The common carrier of goods or of passengers is liable to third parties for any injury done to them by the negligence or default of the carrier, or of his servants. So he is for injury to property by the wayside, caused by his fault. But the negligence of the party suffering the injury, if it was material and contributed to the injury, is a good defence for the carrier; unless malice on his part can be shown. Where the party injured is in fault, the common carrier has still been held liable, if that fault was made possible and injurious through the fault of the carrier. Thus, in a case in England, where a party was sued, not as a carrier, but for damage caused by his fault, in which case the defendant's servant left a horse and cart unattended in a public street, and the plaintiff, a child under seven years of age, during the driver's absence, climbed on the wheel, and other children urged forward the horse, whereby the plaintiff was thrown to the ground and hurt, it was held that the jury were justified in finding a verdict for the plaintiff, although the plaintiff was a trespasser, and contributed to the injury by his own act.

Whether a railroad company is responsible for fire set to buildings or property along the road, without negligence on its part, has been much considered, both in England and in this country. In some of our States they are made so liable by statute provision. And this fact, together with the general principles of liability for injury done, would seem to lead to the conclusion, that they are not liable unless in fault, or unless made so by statute.
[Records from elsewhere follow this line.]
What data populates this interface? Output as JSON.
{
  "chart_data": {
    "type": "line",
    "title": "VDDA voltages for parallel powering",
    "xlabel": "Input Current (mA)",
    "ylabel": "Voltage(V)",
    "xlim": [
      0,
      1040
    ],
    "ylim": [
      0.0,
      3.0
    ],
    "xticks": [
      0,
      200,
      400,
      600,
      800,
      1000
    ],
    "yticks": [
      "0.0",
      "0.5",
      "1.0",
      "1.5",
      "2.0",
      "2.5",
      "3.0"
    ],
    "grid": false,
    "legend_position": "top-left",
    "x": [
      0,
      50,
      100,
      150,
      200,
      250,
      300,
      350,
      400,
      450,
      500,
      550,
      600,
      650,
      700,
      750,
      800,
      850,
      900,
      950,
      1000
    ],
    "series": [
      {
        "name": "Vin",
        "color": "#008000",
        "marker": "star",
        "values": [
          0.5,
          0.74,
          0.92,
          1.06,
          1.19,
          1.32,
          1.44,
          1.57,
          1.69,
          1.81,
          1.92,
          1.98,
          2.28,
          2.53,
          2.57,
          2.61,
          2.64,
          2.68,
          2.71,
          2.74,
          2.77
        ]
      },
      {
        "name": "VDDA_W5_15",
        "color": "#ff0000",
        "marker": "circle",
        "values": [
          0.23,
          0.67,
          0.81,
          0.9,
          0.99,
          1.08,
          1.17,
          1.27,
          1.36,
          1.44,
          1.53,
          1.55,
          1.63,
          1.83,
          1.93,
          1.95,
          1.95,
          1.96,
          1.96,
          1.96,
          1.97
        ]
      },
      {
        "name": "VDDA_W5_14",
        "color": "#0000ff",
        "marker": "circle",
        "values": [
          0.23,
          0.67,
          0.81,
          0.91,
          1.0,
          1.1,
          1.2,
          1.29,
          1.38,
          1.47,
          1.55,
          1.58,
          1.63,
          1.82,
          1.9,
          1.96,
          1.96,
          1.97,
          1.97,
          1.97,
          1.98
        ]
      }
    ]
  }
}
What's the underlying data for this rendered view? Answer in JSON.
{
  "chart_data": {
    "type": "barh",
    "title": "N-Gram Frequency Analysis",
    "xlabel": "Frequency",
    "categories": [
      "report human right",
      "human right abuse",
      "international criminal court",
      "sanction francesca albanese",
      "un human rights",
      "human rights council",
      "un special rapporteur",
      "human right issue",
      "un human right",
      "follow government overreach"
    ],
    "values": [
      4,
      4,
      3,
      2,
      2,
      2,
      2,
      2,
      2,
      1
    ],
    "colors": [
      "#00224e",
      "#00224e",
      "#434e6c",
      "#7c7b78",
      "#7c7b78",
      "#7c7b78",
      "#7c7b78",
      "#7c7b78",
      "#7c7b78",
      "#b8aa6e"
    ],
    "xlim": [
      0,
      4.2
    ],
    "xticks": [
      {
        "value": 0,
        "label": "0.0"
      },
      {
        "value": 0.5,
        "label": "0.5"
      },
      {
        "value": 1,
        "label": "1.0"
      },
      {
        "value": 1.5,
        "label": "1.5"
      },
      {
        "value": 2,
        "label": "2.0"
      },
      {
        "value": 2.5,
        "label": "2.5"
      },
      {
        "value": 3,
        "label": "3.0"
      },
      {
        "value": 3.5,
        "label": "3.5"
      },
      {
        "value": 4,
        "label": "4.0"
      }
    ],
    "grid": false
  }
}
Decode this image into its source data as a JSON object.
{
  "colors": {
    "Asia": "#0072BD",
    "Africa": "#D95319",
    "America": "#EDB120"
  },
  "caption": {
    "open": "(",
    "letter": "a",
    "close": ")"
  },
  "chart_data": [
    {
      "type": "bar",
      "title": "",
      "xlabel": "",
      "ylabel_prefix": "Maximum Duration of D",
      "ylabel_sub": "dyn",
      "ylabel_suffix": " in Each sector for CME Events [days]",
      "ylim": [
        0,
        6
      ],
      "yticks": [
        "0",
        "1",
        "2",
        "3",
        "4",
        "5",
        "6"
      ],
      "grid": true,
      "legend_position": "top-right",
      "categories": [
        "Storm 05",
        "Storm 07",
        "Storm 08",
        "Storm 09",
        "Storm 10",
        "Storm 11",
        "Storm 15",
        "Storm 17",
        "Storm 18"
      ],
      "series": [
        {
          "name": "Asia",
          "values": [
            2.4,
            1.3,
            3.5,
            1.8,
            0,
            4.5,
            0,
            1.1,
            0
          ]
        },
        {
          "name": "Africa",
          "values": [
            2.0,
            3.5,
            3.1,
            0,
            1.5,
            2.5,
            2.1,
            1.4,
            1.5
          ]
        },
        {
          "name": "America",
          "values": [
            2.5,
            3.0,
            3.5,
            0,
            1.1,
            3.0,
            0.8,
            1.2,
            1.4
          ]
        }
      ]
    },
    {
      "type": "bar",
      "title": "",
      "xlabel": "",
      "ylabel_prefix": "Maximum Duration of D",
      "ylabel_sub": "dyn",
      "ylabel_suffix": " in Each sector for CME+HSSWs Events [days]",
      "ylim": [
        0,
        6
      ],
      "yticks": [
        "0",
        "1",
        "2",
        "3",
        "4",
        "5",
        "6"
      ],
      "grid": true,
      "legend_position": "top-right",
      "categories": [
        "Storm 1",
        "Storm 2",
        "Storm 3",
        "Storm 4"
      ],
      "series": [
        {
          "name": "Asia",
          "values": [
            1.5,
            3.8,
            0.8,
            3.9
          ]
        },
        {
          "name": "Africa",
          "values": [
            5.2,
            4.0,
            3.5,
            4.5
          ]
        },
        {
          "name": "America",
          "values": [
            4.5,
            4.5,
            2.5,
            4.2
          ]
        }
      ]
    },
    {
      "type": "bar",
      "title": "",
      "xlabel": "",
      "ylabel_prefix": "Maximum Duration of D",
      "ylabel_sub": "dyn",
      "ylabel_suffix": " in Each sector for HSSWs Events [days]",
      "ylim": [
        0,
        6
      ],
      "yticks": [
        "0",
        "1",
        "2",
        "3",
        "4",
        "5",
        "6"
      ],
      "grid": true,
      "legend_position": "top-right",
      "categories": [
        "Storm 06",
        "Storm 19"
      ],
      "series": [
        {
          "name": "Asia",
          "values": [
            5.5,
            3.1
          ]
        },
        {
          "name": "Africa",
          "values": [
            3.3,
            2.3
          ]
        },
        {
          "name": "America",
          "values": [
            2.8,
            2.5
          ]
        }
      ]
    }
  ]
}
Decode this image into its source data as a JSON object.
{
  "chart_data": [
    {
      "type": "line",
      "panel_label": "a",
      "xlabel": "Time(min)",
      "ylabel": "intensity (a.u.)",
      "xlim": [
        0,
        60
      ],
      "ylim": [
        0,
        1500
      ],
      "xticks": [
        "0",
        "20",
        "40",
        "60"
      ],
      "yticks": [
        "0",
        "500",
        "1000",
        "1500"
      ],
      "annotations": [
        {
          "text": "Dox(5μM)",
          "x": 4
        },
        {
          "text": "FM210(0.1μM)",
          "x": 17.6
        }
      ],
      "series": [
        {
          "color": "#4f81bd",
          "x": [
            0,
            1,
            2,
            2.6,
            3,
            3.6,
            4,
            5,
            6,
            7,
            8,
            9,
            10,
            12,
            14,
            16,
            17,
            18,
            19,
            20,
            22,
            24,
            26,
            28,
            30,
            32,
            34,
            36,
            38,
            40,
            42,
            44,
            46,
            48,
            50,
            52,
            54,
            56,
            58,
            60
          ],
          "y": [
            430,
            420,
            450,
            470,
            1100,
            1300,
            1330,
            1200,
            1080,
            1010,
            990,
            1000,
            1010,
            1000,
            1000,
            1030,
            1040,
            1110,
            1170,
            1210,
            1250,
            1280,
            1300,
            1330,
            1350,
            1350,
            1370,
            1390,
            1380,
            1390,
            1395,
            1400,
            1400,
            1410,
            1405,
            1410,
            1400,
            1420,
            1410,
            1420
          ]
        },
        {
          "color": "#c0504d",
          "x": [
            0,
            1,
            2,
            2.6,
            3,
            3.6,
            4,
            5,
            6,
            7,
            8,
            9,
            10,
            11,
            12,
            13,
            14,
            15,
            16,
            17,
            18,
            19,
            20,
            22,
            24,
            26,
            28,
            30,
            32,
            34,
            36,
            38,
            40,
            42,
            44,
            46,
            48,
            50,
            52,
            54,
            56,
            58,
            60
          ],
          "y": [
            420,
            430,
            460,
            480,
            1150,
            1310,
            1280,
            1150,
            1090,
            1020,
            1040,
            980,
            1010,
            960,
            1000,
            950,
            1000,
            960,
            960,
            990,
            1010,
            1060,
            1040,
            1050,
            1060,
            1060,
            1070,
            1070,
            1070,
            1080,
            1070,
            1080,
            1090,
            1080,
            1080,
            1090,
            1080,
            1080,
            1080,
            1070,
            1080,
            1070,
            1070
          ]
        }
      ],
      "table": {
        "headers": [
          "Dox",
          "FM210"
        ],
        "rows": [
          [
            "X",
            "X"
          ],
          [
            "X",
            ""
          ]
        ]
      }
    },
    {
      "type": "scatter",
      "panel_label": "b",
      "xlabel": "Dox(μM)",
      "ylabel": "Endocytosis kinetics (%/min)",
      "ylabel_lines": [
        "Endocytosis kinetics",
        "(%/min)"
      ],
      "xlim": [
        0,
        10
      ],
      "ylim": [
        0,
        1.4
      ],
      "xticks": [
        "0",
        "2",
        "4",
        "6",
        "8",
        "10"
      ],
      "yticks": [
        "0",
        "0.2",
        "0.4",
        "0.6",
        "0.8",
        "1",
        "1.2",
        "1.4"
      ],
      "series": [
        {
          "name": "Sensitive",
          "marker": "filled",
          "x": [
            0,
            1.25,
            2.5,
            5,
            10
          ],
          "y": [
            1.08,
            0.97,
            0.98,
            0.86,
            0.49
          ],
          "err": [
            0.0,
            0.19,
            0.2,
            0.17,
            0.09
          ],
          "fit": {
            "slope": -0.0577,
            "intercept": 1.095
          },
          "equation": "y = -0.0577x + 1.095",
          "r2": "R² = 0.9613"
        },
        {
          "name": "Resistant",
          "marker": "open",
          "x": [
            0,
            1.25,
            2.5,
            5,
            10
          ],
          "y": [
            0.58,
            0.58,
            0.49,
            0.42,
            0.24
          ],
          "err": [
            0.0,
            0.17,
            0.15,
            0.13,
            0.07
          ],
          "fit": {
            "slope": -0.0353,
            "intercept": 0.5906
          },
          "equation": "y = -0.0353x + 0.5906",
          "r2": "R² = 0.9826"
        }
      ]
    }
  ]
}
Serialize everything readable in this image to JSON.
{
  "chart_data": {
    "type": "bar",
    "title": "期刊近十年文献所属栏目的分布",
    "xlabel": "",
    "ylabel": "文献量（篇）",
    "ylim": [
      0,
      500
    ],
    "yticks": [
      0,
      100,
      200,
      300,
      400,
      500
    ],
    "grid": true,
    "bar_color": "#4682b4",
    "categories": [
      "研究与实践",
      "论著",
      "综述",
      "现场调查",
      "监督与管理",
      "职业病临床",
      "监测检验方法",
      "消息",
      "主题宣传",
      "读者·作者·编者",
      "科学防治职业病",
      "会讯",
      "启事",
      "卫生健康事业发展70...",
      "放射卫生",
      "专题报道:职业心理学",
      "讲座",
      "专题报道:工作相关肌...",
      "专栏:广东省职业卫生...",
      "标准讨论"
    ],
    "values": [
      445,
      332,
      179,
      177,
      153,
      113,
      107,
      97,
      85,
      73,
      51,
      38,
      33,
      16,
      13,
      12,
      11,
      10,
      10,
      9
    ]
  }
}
A frequent cause of disaster, both on land on the ocean, is collision. For this, a carrier by land, a railroad company for example, should be held liable, in our view of this question, unless the company could show that it took all possible care to prevent the collision; and we do not know that the general principles of law in relation to carriers could lead to any other conclusion.

The common carrier at sea, whether under canvas or steam, must be held to a careful, if not a strict, compliance with the rules and practice applicable to each case of meeting another vessel, which have been devised for the purpose of preventing collision and of whlch we shall treat in our chapter on the Law of Shipping.